À primeira vista mais acessível e mais ligeira do que as suas realizações precedentes, Portrait d’une jeune fille de la fin des années 60 à Bruxelles pode parecer uma obra menor, nos antípodas do cinema radical e conceptual que geralmente associamos ao início da carreira de Chantal Akerman nos anos 60-70. Ainda assim, os mais familiarizados com a diversidade da sua filmografia ao longo das décadas verão nele um magnífico espécime do universo formal e temático da cineasta. Captando a realidade e o “espírito do tempo” sem disfarçar os anacronismos que se imiscuem nos enquadramentos (nomeadamente a presença de automóveis, objetos e modas que remetem para os anos 90), a realização de Akerman faz-se invisível e submete-se aos prazeres do acaso e da improvisação. E se o filme acaba por se aparentar a um autorretrato, é-o não só pela forma como o female gaze akermaniano se projeta no olhar da protagonista sobre o mundo que a rodeia, como também pelo modo como as movimentações (e motivações) das personagens, coreografadas em exímios planos sequência, refletem a dança interior da própria cineasta, entre pulsões de vida e pulsões de morte.
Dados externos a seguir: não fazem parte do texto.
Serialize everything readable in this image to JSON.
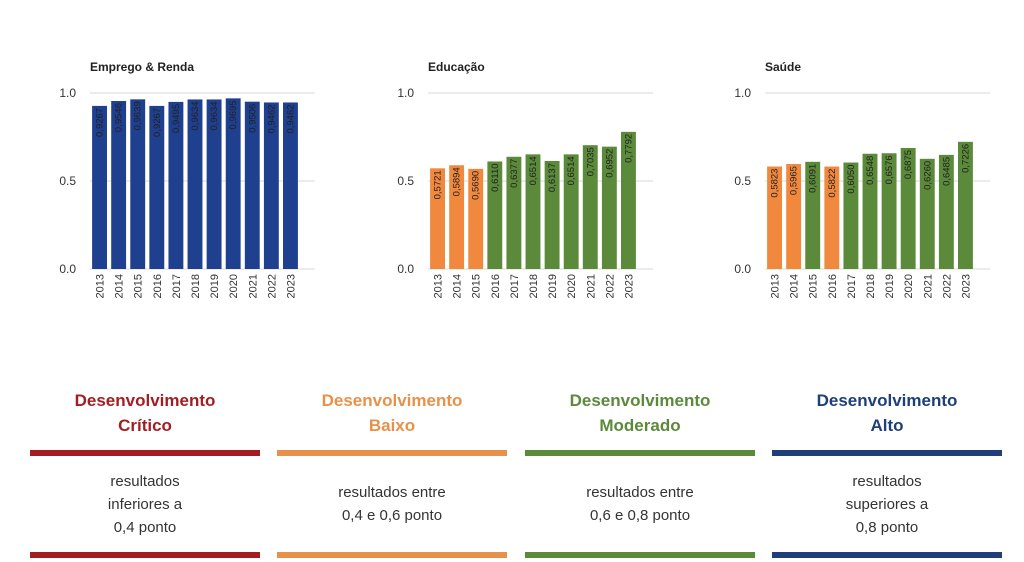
{
  "chart_data": [
    {
      "type": "bar",
      "title": "Emprego & Renda",
      "categories": [
        "2013",
        "2014",
        "2015",
        "2016",
        "2017",
        "2018",
        "2019",
        "2020",
        "2021",
        "2022",
        "2023"
      ],
      "values": [
        0.9267,
        0.9546,
        0.9639,
        0.9267,
        0.9495,
        0.9634,
        0.9634,
        0.9695,
        0.9506,
        0.9462,
        0.9462
      ],
      "value_labels": [
        "0,9267",
        "0,9546",
        "0,9639",
        "0,9267",
        "0,9495",
        "0,9634",
        "0,9634",
        "0,9695",
        "0,9506",
        "0,9462",
        "0,9462"
      ],
      "colors": [
        "#1f3f8f",
        "#1f3f8f",
        "#1f3f8f",
        "#1f3f8f",
        "#1f3f8f",
        "#1f3f8f",
        "#1f3f8f",
        "#1f3f8f",
        "#1f3f8f",
        "#1f3f8f",
        "#1f3f8f"
      ],
      "yticks": [
        "0.0",
        "0.5",
        "1.0"
      ],
      "ylim": [
        0,
        1
      ],
      "grid": true
    },
    {
      "type": "bar",
      "title": "Educação",
      "categories": [
        "2013",
        "2014",
        "2015",
        "2016",
        "2017",
        "2018",
        "2019",
        "2020",
        "2021",
        "2022",
        "2023"
      ],
      "values": [
        0.5721,
        0.5894,
        0.569,
        0.611,
        0.6377,
        0.6514,
        0.6137,
        0.6514,
        0.7035,
        0.6952,
        0.7792
      ],
      "value_labels": [
        "0,5721",
        "0,5894",
        "0,5690",
        "0,6110",
        "0,6377",
        "0,6514",
        "0,6137",
        "0,6514",
        "0,7035",
        "0,6952",
        "0,7792"
      ],
      "colors": [
        "#f0883e",
        "#f0883e",
        "#f0883e",
        "#5a8a3a",
        "#5a8a3a",
        "#5a8a3a",
        "#5a8a3a",
        "#5a8a3a",
        "#5a8a3a",
        "#5a8a3a",
        "#5a8a3a"
      ],
      "yticks": [
        "0.0",
        "0.5",
        "1.0"
      ],
      "ylim": [
        0,
        1
      ],
      "grid": true
    },
    {
      "type": "bar",
      "title": "Saúde",
      "categories": [
        "2013",
        "2014",
        "2015",
        "2016",
        "2017",
        "2018",
        "2019",
        "2020",
        "2021",
        "2022",
        "2023"
      ],
      "values": [
        0.5823,
        0.5965,
        0.6091,
        0.5822,
        0.605,
        0.6548,
        0.6576,
        0.6875,
        0.626,
        0.6485,
        0.7226
      ],
      "value_labels": [
        "0,5823",
        "0,5965",
        "0,6091",
        "0,5822",
        "0,6050",
        "0,6548",
        "0,6576",
        "0,6875",
        "0,6260",
        "0,6485",
        "0,7226"
      ],
      "colors": [
        "#f0883e",
        "#f0883e",
        "#5a8a3a",
        "#f0883e",
        "#5a8a3a",
        "#5a8a3a",
        "#5a8a3a",
        "#5a8a3a",
        "#5a8a3a",
        "#5a8a3a",
        "#5a8a3a"
      ],
      "yticks": [
        "0.0",
        "0.5",
        "1.0"
      ],
      "ylim": [
        0,
        1
      ],
      "grid": true
    }
  ],
  "legend": [
    {
      "title_line1": "Desenvolvimento",
      "title_line2": "Crítico",
      "color": "#a31e22",
      "desc_lines": [
        "resultados",
        "inferiores a",
        "0,4 ponto"
      ]
    },
    {
      "title_line1": "Desenvolvimento",
      "title_line2": "Baixo",
      "color": "#e8914a",
      "desc_lines": [
        "resultados entre",
        "0,4 e 0,6 ponto"
      ]
    },
    {
      "title_line1": "Desenvolvimento",
      "title_line2": "Moderado",
      "color": "#5a8a3a",
      "desc_lines": [
        "resultados entre",
        "0,6 e 0,8 ponto"
      ]
    },
    {
      "title_line1": "Desenvolvimento",
      "title_line2": "Alto",
      "color": "#1f3f7a",
      "desc_lines": [
        "resultados",
        "superiores a",
        "0,8 ponto"
      ]
    }
  ]
}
Por fim, é de salientar que o retrato desta juventude pré soixante-huitarde se faz acompanhar por uma banda sonora irresistível onde coexistem Suzanne, de Leonard Cohen, La Bamba, na versão de Trini Lopez, e It’s a Man’s Man’s Man’s World, de James Brown. Esta última canção conclui a tão esperada sequência na festa a que Michèle e a melhor amiga vão no final do dia: neste mundo que ainda pertence aos homens, a câmara de Akerman demora-se sobre o olhar de Michèle que, rodeada de casais enlaçados a dançarem um slow, renuncia uma vez mais à expressão dos seus desejos inconfessáveis.
Portrait d’une jeune fille de la fin des années 60 à Bruxelles passa na Cinemateca Portuguesa – Museu do Cinema no dia 3 de Junho, às 15h30, em double bill com Xavier [1, 2, 3, 4], de Manuel Mozos.